In South Africa the situation is the same as in Canada -- banks do
'reposssess' (that's the term used) houses or cars in the event of default.
Our government is committed to delivering proper housing to the low-earners
and tries to persuade banks to make loans availailable. Banks are
(understandably) reluctant because of the history of falling behind in
payments and, frequently, complete failure to catch up (also undestandably on
the part of people with small resources). We then often have the case of a
bank obtaining an eviction order and the whole local community marching in
protest against the eviction. The bank sells the repossessed house for
enought to cancel the debt.
The same happens with cars.
The term 'reposssess' implies prior possession. In effect, looking at the
broad canvas and not worrying about the bookkeeping, the bank purchases the
house or car from the seller and re-sells it to you, even though transfer or
registration is effected into your name. You fail to keep your end of the
bargain and --zapp!! -- you lose your house or car. Worse still, if the
bank doesn't recover the fulll amount outstanding, you continue to be liable
for the balance. And, the bank has no obligation to hold out for the full
value of the house (which usually will have appreciated over time) and to
make the excess over to you.
On Sunday 21 Nov 2004 7:22 am, Joe Thomson wrote:
> (Bill replied:-) In a chattel mortgage, like from a pawnshop, the
> lender takes physical possession of the collateral
> during the term of the loan but not beneficial
> ownership, which he gains only if the borrower
> defaults. The specific property law in the
> particular jurisdiction governs the matter. In a
> collateralized loan like a home mortgage, in most
> jurisdictions (deriving from English common law), the
> borrower maintains titular and beneficial ownership
> of the collateral during the term of amortization.
> The lender gains neither beneficial nor titular
> ownership if the borrower defaults and the lender
> forecloses. The property must be sold at public
> I don't think this is still the case in BC, Bill, though it may well be
> so in Texas, or other jurisdictions. I'm personally aware of instances
> where home mortgages were foreclosed upon here, and the properties were
> certainly not sold at public auction.
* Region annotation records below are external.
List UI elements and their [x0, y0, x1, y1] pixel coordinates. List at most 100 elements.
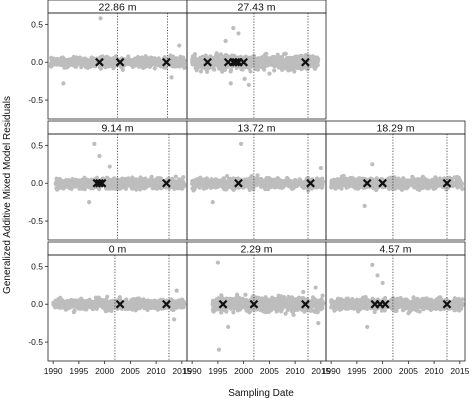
residual-point — [308, 308, 313, 313]
residual-point — [64, 61, 69, 66]
residual-point — [83, 64, 88, 69]
residual-point — [370, 177, 375, 183]
residual-point — [105, 308, 110, 313]
residual-point — [151, 58, 156, 63]
residual-point — [59, 305, 64, 310]
outlier-point — [174, 288, 179, 293]
residual-point — [279, 67, 285, 72]
residual-point — [143, 184, 149, 189]
panel-title: 18.29 m — [377, 123, 415, 135]
residual-point — [77, 304, 82, 310]
residual-point — [94, 302, 100, 307]
residual-point — [143, 54, 148, 59]
residual-point — [196, 63, 201, 68]
outlier-point — [107, 164, 112, 169]
residual-point — [418, 183, 423, 188]
residual-point — [243, 292, 248, 297]
residual-point — [275, 52, 280, 57]
residual-point — [353, 182, 358, 187]
residual-point — [80, 183, 85, 188]
y-tick-label: 0.5 — [31, 19, 43, 29]
residual-point — [391, 175, 396, 180]
residual-point — [67, 61, 72, 66]
residual-point — [254, 307, 260, 312]
cross-marker — [231, 57, 241, 67]
residual-point — [312, 58, 317, 63]
residual-point — [309, 54, 314, 59]
outlier-point — [210, 200, 215, 205]
residual-point — [334, 181, 339, 186]
panels: 22.86 m-0.50.00.527.43 m9.14 m-0.50.00.5… — [28, 0, 466, 362]
residual-point — [102, 299, 107, 304]
residual-point — [69, 186, 74, 191]
residual-point — [266, 56, 271, 61]
panel-plot: -0.50.00.5 — [28, 133, 188, 241]
residual-point — [276, 61, 281, 66]
residual-point — [107, 186, 112, 191]
residual-point — [309, 60, 314, 66]
residual-point — [385, 183, 390, 189]
residual-point — [168, 53, 173, 58]
residual-point — [255, 173, 260, 178]
residual-point — [148, 181, 154, 186]
residual-point — [371, 186, 376, 191]
residual-point — [64, 301, 69, 306]
panel: 18.29 m — [325, 120, 466, 241]
residual-point — [60, 183, 65, 188]
y-tick-label: 0.0 — [31, 178, 43, 188]
residual-point — [252, 62, 257, 67]
residual-point — [107, 305, 112, 310]
residual-point — [438, 181, 443, 186]
residual-point — [399, 187, 404, 192]
cross-marker — [95, 178, 104, 188]
cross-marker — [301, 57, 310, 67]
outlier-point — [362, 203, 367, 209]
residual-point — [75, 58, 80, 63]
residual-point — [284, 175, 290, 181]
residual-point — [224, 309, 229, 314]
y-tick-label: 0.5 — [31, 261, 43, 271]
residual-point — [283, 311, 288, 316]
residual-point — [291, 312, 296, 318]
cross-marker — [115, 299, 125, 309]
residual-point — [249, 56, 254, 62]
residual-point — [329, 178, 334, 183]
panel-plot: -0.50.00.5 — [28, 254, 188, 362]
residual-point — [242, 181, 247, 187]
residual-point — [233, 296, 238, 301]
residual-point — [54, 303, 60, 308]
residual-point — [427, 181, 432, 186]
residual-point — [49, 57, 54, 62]
residual-point — [306, 175, 311, 181]
residual-point — [452, 175, 457, 180]
residual-point — [295, 58, 300, 63]
residual-point — [211, 178, 216, 183]
residual-point — [142, 300, 147, 305]
residual-point — [152, 66, 157, 71]
points — [48, 16, 187, 86]
residual-point — [270, 295, 275, 300]
residual-point — [222, 67, 227, 72]
residual-point — [222, 187, 227, 192]
residual-point — [85, 301, 90, 306]
residual-point — [297, 298, 302, 303]
residual-point — [82, 175, 87, 180]
residual-point — [405, 183, 410, 188]
residual-point — [247, 66, 252, 71]
residual-point — [266, 177, 271, 182]
residual-point — [169, 302, 174, 307]
residual-point — [235, 308, 241, 313]
panel: 2.29 m — [186, 241, 327, 362]
residual-point — [51, 302, 56, 307]
residual-point — [300, 181, 305, 186]
residual-point — [216, 178, 222, 184]
points — [51, 288, 187, 322]
residual-point — [111, 59, 117, 64]
residual-point — [318, 306, 323, 312]
residual-point — [410, 174, 415, 179]
residual-point — [421, 184, 426, 189]
residual-point — [93, 295, 99, 300]
outlier-point — [318, 165, 323, 171]
residual-point — [359, 181, 365, 186]
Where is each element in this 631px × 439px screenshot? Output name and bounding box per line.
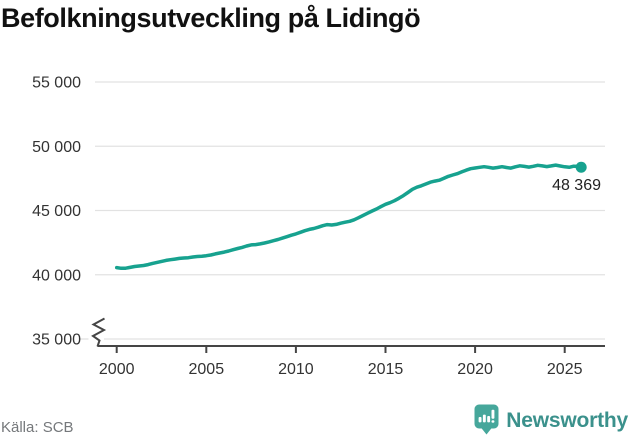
x-tick-label: 2005: [189, 361, 225, 378]
y-tick-label: 45 000: [32, 203, 81, 220]
newsworthy-chart-bubble-icon: [474, 404, 499, 435]
gridlines: [80, 81, 605, 340]
axis-break-icon: [91, 317, 107, 347]
x-tick-label: 2025: [547, 361, 583, 378]
end-point-marker: [575, 161, 587, 173]
x-tick-label: 2015: [368, 361, 404, 378]
series-group: [114, 161, 587, 271]
y-tick-label: 55 000: [32, 75, 81, 92]
y-tick-label: 50 000: [32, 139, 81, 156]
y-axis-labels: 35 000 40 000 45 000 50 000 55 000: [32, 75, 81, 349]
x-tick-label: 2000: [99, 361, 135, 378]
x-tick-label: 2020: [457, 361, 493, 378]
population-line: [114, 163, 583, 271]
source-note: Källa: SCB: [1, 419, 74, 436]
x-axis: 2000 2005 2010 2015 2020 2025: [91, 317, 605, 378]
chart-title: Befolkningsutveckling på Lidingö: [1, 3, 421, 33]
end-value-label: 48 369: [552, 177, 601, 194]
y-tick-label: 40 000: [32, 267, 81, 284]
y-tick-label: 35 000: [32, 332, 81, 349]
logo-bars: [478, 409, 495, 423]
newsworthy-wordmark: Newsworthy: [506, 408, 628, 432]
newsworthy-logo: Newsworthy: [474, 404, 628, 436]
x-tick-label: 2010: [278, 361, 314, 378]
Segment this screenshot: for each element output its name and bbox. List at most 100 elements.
In both instances the sellers of the
> properties had held the mortgage, and when the purchasers defaulted, I
> believe they recovered title to the properties. In one case, after renting
> the house he had recovered for a couple of years, the foreclosing vendor
> re-sold the property for a good deal more than he'd sold it for the first
> time. The titular ownership must have been transferred back to him, for he
> bragged to me more than once how much he made. And he certainly didn't
> share his windfall with the defaulted former title holder! I can't recall
> ever seeing any public auction notices for foreclosed upon residential
> properties here, although for businesses with mortgaged assets that
> default that seems to be somewhat of a different matter.
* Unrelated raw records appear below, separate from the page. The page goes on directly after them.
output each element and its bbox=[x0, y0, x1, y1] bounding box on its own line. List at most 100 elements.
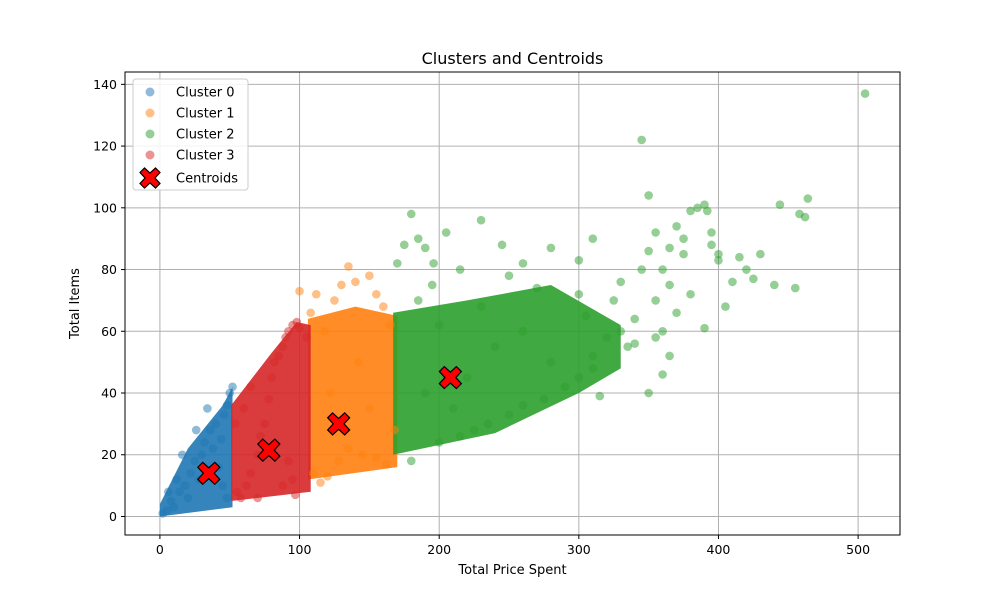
cluster-3-point bbox=[231, 419, 240, 429]
cluster-1-point bbox=[386, 320, 395, 330]
cluster-2-point bbox=[651, 333, 660, 342]
cluster-2-point bbox=[588, 351, 598, 361]
cluster-2-point bbox=[504, 271, 514, 281]
cluster-2-point bbox=[399, 240, 409, 250]
cluster-1-point bbox=[365, 404, 374, 413]
cluster-3-point bbox=[253, 493, 262, 503]
cluster-1-point bbox=[316, 478, 325, 487]
cluster-1-point bbox=[344, 262, 353, 271]
cluster-2-point bbox=[504, 410, 514, 419]
cluster-2-point bbox=[518, 401, 528, 410]
cluster-1-point bbox=[309, 468, 318, 478]
cluster-2-point bbox=[574, 373, 584, 382]
cluster-2-point bbox=[702, 206, 712, 216]
cluster-2-point bbox=[616, 277, 626, 287]
cluster-1-point bbox=[306, 308, 316, 318]
cluster-band-3 bbox=[231, 322, 311, 502]
cluster-2-point bbox=[448, 404, 458, 413]
cluster-0-point bbox=[222, 493, 232, 503]
cluster-2-point bbox=[497, 240, 507, 250]
cluster-1-point bbox=[390, 425, 399, 435]
cluster-2-point bbox=[406, 456, 416, 466]
cluster-3-point bbox=[246, 382, 255, 392]
legend-label-cluster-1: Cluster 1 bbox=[176, 107, 235, 122]
cluster-2-point bbox=[651, 228, 660, 237]
legend-marker-cluster-3 bbox=[145, 150, 155, 160]
cluster-0-point bbox=[163, 487, 173, 497]
cluster-2-point bbox=[630, 314, 639, 324]
cluster-0-point bbox=[183, 493, 193, 503]
cluster-2-point bbox=[588, 234, 598, 243]
cluster-2-point bbox=[679, 234, 688, 243]
y-tick-label: 80 bbox=[101, 262, 117, 277]
cluster-3-point bbox=[270, 357, 279, 367]
legend-marker-cluster-0 bbox=[145, 87, 155, 97]
cluster-2-point bbox=[546, 243, 556, 253]
cluster-2-point bbox=[790, 283, 800, 293]
centroid-markers bbox=[196, 365, 463, 486]
cluster-2-point bbox=[686, 206, 695, 216]
cluster-2-point bbox=[644, 388, 653, 398]
cluster-2-point bbox=[672, 308, 681, 318]
cluster-2-point bbox=[728, 277, 737, 287]
cluster-1-point bbox=[351, 277, 360, 287]
legend-marker-centroids bbox=[139, 167, 161, 189]
y-tick-label: 120 bbox=[93, 139, 117, 154]
cluster-2-point bbox=[392, 259, 402, 268]
cluster-1-point bbox=[372, 289, 381, 299]
cluster-2-point bbox=[455, 265, 465, 274]
cluster-1-point bbox=[381, 459, 391, 469]
legend-marker-cluster-2 bbox=[145, 129, 155, 139]
cluster-3-point bbox=[256, 431, 265, 441]
cluster-2-point bbox=[644, 246, 653, 256]
cluster-1-point bbox=[320, 326, 329, 336]
cluster-1-point bbox=[330, 296, 339, 305]
cluster-2-point bbox=[714, 255, 723, 265]
cluster-3-point bbox=[278, 342, 288, 352]
cluster-2-point bbox=[413, 296, 423, 305]
cluster-band-1 bbox=[307, 306, 398, 480]
cluster-0-point bbox=[162, 506, 172, 515]
cluster-2-point bbox=[686, 289, 695, 299]
cluster-2-point bbox=[658, 326, 667, 336]
cluster-2-point bbox=[441, 228, 451, 237]
cluster-0-point bbox=[222, 401, 232, 410]
cluster-2-point bbox=[679, 249, 688, 259]
cluster-0-point bbox=[172, 475, 181, 484]
cluster-3-point bbox=[278, 481, 288, 490]
cluster-3-point bbox=[288, 475, 297, 484]
cluster-1-point bbox=[358, 450, 367, 460]
cluster-2-point bbox=[427, 280, 437, 290]
cluster-2-point bbox=[700, 323, 709, 333]
cluster-2-point bbox=[630, 339, 639, 348]
cluster-1-point bbox=[334, 456, 343, 466]
cluster-3-point bbox=[291, 490, 300, 500]
x-tick-label: 300 bbox=[567, 542, 591, 557]
cluster-0-point bbox=[191, 425, 201, 435]
cluster-2-point bbox=[518, 259, 528, 268]
cluster-2-point bbox=[860, 89, 870, 98]
cluster-1-point bbox=[379, 302, 388, 311]
cluster-2-point bbox=[539, 394, 549, 404]
cluster-2-point bbox=[546, 357, 556, 367]
cluster-1-point bbox=[372, 453, 381, 463]
cluster-2-point bbox=[707, 240, 716, 250]
cluster-2-point bbox=[742, 265, 751, 274]
cluster-2-point bbox=[560, 382, 570, 392]
cluster-2-point bbox=[672, 222, 681, 231]
cluster-0-point bbox=[218, 481, 228, 490]
axis-ticks: 0 100 200 300 400 500 0 20 40 60 80 100 120 140 bbox=[93, 77, 870, 557]
cluster-2-point bbox=[658, 265, 667, 274]
cluster-2-point bbox=[413, 234, 423, 243]
centroid-marker bbox=[326, 412, 351, 436]
cluster-2-point bbox=[462, 373, 472, 382]
cluster-2-point bbox=[602, 333, 612, 342]
y-tick-label: 20 bbox=[101, 447, 117, 462]
cluster-2-point bbox=[735, 252, 744, 262]
cluster-0-point bbox=[219, 410, 229, 419]
y-tick-label: 140 bbox=[93, 77, 117, 92]
cluster-3-point bbox=[302, 333, 311, 342]
cluster-2-point bbox=[429, 259, 438, 268]
legend-label-centroids: Centroids bbox=[176, 172, 238, 187]
cluster-2-point bbox=[714, 249, 723, 259]
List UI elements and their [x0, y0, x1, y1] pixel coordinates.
> In another separate instance, many years ago I purchased a house where
> the previous owner had defaulted on his mortgage, and had been foreclosed
> upon. The title holder was "Central Mortgage and Housing Corp.", a
> Canadian federal government Crown Corporation that guarantees many home
> mortgages written by the private banks. Presumably they paid off the Bank
> when the homeowner walked, and took title to the property. Don't you have
> some agency similar to that in the States? The house was sold to me
> through a listing realtor, in the regular manner any other property might
> be sold, and not by public auction.